While the security investigation focused primarily on the Skoda Octavia vRS 2017, the methodology provided is generic and applied to all types of vehicles. Furthermore, all elements and security weaknesses identified, may be replicated on other vehicles. Finally, the components identified for digital forensic investigation described in this manuscript are present in all modern vehicles. It is, therefore, crucial to improve the security of vehicular technologies to ensure the physical security of the occupants, while essential to provide digital forensics investigator with data to investigate crash information or crimes committed using vehicular technologies.
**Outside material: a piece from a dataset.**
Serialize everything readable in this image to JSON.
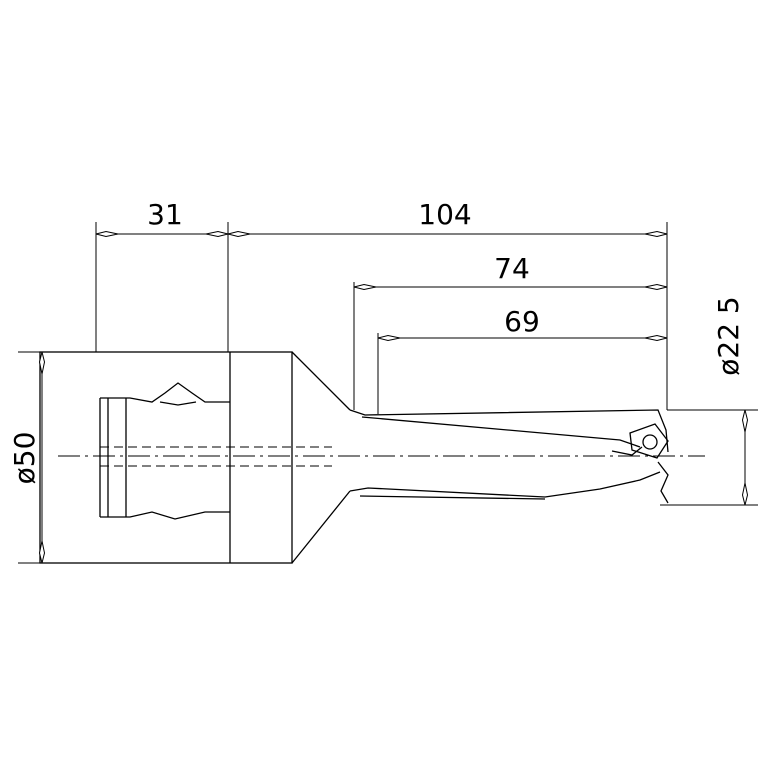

Future work should focus on the security and digital forensic investigation of vehicles compliant with the latest UNECE WP.29 standards, the virtualisation of ECU components as well as V2X communications.
All the vulnerabilities disclosed within this paper followed a responsible disclosure procedure. We would like to particularly thank Škoda Auto A.S teams for their prompt reply to the vulnerabilities highlighted within this manuscript and their continuous work towards improving the cyber-security of vehicular technologies and user safety.